Custos relacionados à doença
Uma vez definida a perspectiva, o próximo passo consiste em identificar o percurso financeiro do problema de saúde no cenário de referência. Tendo como base o curso clínico mais frequente, estimam-se os custos diretos em termos, por exemplo, de consultas, internações e consumo de medicamentos.8 Os dados sobre custo são então ponderados em relação ao tamanho da população para se obter o valor do cenário de referência.
Com base na melhor evidência científica disponível, estimam-se as mudanças no curso clínico e, consequentemente, nos custos diretos dos cenários alternativos.9 A partir do tamanho da população-alvo, calcula-se o valor de cada cenário alternativo. De posse das estimativas, é possível calcular a diferença entre os cenários alternativos e o de referência, de modo a estimar o impacto incremental no orçamento. Normalmente, o impacto no orçamento é apresentado em termos percentuais, de modo a facilitar a comunicação dos resultados.

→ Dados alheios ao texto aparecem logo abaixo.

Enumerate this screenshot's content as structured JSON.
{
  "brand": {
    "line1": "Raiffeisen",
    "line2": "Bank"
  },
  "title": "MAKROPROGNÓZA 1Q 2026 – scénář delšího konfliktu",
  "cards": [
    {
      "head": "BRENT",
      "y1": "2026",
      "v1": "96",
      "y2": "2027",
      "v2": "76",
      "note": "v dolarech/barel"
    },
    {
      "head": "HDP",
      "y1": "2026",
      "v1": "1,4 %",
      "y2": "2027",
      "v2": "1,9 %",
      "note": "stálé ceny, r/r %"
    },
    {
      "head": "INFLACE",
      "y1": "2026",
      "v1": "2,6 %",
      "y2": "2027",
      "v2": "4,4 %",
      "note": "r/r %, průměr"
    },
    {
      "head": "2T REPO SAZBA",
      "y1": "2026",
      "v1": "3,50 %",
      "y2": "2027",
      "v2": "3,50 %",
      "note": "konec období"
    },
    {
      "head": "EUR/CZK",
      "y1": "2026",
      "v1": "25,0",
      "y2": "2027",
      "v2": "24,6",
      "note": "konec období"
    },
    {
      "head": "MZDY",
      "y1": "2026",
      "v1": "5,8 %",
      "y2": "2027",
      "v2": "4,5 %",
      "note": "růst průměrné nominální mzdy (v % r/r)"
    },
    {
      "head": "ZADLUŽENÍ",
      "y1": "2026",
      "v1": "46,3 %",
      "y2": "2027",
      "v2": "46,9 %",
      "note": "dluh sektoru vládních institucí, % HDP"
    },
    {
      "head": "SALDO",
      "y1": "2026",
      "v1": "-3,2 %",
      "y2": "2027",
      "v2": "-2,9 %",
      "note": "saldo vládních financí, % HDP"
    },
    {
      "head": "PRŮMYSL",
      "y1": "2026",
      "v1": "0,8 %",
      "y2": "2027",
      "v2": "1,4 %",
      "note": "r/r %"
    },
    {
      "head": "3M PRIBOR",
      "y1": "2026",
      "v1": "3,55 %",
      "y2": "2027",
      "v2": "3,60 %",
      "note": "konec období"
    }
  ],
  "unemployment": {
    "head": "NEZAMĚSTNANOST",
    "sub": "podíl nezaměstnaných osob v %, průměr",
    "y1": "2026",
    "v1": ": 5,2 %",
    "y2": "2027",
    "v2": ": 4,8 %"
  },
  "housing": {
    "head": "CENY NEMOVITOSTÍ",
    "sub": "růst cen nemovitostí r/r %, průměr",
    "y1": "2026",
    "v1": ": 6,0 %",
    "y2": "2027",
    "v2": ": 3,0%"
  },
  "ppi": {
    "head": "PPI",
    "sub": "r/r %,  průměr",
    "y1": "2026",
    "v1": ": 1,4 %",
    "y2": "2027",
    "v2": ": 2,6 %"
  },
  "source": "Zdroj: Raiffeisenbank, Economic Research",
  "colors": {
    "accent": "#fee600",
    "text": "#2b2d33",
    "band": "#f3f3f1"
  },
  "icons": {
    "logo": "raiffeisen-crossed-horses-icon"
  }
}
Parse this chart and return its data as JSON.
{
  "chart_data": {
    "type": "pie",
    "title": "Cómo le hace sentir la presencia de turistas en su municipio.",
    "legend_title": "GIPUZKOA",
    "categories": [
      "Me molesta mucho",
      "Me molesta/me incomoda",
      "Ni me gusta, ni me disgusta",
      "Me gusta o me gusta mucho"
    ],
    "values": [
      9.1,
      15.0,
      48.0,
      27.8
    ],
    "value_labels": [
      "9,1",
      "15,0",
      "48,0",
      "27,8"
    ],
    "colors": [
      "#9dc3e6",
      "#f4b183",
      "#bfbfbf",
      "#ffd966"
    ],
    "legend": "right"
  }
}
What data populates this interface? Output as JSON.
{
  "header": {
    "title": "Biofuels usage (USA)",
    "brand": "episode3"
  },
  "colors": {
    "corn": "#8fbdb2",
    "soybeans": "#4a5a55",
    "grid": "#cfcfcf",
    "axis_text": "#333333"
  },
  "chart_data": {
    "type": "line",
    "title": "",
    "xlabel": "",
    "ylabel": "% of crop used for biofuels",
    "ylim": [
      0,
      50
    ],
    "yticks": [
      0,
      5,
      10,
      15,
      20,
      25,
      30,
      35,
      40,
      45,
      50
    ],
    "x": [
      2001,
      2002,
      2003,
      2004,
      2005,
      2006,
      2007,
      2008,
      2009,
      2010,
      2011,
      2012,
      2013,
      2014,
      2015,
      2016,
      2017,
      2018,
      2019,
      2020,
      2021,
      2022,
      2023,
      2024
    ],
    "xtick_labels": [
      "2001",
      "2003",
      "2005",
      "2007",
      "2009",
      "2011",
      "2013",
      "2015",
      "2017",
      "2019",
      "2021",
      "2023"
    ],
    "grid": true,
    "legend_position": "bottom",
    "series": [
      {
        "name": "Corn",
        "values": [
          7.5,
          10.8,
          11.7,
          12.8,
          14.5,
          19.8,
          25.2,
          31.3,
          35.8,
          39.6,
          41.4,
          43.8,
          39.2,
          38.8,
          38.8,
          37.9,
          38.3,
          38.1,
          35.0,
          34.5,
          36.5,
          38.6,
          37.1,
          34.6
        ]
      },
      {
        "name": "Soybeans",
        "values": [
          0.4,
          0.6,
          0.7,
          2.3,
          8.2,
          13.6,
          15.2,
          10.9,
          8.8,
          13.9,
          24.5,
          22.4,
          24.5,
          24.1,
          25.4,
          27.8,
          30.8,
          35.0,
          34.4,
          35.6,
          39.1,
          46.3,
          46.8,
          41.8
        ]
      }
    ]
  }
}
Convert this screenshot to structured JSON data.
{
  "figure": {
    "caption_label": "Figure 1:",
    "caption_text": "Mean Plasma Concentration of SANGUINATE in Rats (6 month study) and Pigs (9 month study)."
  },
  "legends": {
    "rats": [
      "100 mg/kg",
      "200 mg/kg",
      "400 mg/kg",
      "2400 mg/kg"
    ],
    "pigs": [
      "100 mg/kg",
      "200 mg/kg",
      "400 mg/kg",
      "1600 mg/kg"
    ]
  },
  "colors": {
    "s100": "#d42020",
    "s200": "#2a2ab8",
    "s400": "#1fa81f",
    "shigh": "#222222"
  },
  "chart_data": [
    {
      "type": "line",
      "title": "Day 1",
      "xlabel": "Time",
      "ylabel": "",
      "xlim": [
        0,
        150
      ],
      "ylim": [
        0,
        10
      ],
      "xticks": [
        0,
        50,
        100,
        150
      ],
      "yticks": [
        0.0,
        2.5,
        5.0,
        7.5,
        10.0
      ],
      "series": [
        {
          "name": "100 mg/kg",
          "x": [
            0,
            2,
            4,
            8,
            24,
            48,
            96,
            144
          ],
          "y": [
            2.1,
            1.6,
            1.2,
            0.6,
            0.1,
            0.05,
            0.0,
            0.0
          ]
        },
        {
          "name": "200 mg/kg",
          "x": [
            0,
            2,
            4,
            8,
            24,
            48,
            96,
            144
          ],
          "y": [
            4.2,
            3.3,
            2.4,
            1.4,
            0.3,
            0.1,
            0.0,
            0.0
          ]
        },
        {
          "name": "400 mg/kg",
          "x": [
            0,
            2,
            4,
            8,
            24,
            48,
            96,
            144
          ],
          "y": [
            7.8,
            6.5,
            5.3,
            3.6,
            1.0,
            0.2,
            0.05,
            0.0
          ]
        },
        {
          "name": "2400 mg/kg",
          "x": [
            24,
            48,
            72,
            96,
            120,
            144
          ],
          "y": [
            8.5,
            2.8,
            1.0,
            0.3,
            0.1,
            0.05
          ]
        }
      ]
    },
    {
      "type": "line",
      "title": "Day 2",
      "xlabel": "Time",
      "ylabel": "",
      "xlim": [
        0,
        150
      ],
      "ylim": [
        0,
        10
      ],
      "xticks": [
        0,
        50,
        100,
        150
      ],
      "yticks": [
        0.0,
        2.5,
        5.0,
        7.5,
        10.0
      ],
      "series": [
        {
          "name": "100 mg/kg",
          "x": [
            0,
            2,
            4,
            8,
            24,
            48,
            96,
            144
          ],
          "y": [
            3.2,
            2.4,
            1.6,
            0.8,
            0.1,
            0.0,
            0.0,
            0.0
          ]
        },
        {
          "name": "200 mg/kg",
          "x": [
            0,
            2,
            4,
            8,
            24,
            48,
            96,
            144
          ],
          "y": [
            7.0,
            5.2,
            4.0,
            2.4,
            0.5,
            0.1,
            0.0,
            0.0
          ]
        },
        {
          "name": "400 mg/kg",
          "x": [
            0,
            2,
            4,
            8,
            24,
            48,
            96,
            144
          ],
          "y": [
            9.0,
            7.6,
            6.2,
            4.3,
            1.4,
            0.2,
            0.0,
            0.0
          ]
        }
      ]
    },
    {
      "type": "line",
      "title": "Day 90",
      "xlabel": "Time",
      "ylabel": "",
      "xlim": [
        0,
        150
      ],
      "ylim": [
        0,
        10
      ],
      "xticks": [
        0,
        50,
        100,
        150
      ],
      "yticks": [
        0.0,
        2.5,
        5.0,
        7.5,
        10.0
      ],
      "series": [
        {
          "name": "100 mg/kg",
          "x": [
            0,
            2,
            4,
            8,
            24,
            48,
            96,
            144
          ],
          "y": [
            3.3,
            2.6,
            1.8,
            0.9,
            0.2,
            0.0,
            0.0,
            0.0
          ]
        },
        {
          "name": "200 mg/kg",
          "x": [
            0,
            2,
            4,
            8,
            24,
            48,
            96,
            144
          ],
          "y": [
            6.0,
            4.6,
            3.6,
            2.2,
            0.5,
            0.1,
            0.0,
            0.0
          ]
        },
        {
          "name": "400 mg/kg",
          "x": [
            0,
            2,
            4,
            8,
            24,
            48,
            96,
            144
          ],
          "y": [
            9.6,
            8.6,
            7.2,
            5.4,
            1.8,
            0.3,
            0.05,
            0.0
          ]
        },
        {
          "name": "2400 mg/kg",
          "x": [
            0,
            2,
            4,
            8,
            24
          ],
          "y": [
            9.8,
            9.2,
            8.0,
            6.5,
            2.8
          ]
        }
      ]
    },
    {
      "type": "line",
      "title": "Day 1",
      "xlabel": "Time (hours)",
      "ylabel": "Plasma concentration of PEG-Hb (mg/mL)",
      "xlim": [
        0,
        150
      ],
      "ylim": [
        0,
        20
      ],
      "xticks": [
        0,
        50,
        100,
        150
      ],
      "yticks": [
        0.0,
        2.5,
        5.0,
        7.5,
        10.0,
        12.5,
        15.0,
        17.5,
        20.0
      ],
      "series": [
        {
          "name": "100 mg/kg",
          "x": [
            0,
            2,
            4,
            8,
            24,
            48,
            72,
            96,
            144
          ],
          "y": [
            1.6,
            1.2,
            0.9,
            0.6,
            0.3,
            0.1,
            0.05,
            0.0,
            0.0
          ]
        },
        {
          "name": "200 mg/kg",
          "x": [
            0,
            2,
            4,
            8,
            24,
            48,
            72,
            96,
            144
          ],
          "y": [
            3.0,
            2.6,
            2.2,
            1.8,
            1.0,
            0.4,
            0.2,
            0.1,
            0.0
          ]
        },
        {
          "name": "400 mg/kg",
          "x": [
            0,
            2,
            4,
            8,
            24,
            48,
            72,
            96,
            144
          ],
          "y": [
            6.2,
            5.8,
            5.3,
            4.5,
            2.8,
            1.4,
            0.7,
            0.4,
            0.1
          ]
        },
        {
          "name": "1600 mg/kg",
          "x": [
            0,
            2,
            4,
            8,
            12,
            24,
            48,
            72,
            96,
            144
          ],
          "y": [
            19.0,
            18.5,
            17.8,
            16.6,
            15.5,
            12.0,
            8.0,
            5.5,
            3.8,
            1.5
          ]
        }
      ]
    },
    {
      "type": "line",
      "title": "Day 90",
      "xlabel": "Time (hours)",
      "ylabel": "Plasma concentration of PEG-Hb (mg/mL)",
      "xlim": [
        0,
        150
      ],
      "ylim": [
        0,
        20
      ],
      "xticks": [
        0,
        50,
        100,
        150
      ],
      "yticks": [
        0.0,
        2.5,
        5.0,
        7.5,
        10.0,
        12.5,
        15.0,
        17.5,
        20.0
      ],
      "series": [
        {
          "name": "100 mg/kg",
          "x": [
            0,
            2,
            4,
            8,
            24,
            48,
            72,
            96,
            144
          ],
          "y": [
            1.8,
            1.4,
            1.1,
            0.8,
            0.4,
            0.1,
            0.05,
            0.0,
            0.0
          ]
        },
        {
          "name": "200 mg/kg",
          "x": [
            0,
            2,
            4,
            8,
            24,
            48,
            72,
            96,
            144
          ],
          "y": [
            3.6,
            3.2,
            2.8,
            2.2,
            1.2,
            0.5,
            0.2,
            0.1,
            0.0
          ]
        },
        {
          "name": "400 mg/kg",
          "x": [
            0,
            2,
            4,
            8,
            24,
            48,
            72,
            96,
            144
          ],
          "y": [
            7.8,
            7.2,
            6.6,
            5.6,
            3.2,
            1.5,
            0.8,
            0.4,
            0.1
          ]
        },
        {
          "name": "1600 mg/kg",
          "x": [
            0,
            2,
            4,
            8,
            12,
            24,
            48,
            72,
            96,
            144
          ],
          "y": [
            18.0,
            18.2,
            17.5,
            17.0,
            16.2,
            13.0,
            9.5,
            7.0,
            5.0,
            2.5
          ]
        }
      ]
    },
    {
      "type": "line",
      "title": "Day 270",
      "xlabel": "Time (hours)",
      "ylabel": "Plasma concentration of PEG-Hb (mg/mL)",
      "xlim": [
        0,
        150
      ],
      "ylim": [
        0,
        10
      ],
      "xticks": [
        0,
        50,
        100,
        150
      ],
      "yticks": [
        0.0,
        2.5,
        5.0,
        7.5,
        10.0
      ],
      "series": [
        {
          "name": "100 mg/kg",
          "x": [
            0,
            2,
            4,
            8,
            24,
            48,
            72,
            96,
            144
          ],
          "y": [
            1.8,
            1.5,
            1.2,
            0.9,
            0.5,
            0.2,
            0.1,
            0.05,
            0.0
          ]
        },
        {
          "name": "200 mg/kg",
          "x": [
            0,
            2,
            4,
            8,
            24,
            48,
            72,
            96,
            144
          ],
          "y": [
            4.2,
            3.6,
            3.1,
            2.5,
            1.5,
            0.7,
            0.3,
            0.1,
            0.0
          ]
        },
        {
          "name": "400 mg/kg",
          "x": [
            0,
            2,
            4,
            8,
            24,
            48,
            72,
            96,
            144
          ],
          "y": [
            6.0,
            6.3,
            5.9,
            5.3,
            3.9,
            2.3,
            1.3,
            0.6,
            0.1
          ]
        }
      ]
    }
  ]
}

Preferências e comportamento de mercado
Cabe destacar que as mudanças em tabelas de procedimento e reembolso dificilmente ocorrem de maneira abrupta. Diversos fatores influenciam na difusão da mudança, como interesse dos usuários, adoção do insumo pelos profissionais da saúde, influências externas e questões logísticas. Paralelamente, consequências inesperadas do cenário alternativo aparecem e influenciam no acesso à nova estratégia a ser adotada.
Em teoria, a migração do cenário de referência para o alternativo ocorre de maneira gradual dentro do horizonte temporal. Entretanto, os estudos que avaliam o impacto dessa mudança ainda são escassos.10 Considerando a perspectiva do Ministério da Saúde brasileiro, algumas análises envolvendo medicamentos apontam que essa migração é influenciada pelas alternativas disponíveis, pela combinação com outros produtos e pela inovação terapêutica.11
Análise de sensibilidade
As possíveis variações dos parâmetros incluídos nas análises de impacto orçamentário precisam ser averiguadas. Em um primeiro momento, sugere-se a avaliação de todos os elementos inseridos no modelo, com destaque para o tamanho da população, os custos diretos e o comportamento do mercado. O procedimento é semelhante ao realizado em estudos de custo-efetividade, incluindo análises univariadas e diagramas de tornado.12
Adicionalmente, os estudos mais úteis são aqueles que introduzem informações clinicamente válidas (refletem o contexto), são transparentes (garantem repetição dos cálculos) e têm flexibilidade (permitem adaptação).7
Considerações finais
A assistência à saúde é marcada por períodos de crises financeiras e restrições orçamentárias. Mas mesmo em períodos de estabilidade financeira, há mais necessidades de saúde do que de recursos para enfrentá-las. Utilizar bem os recursos disponíveis permitirá alcançar mais benefícios por unidade de gastos. As análises de impacto orçamentário nos ajudam na tomada de decisão, pois estimam a factibilidade financeira de uma estratégia em um serviço ou sistema de saúde.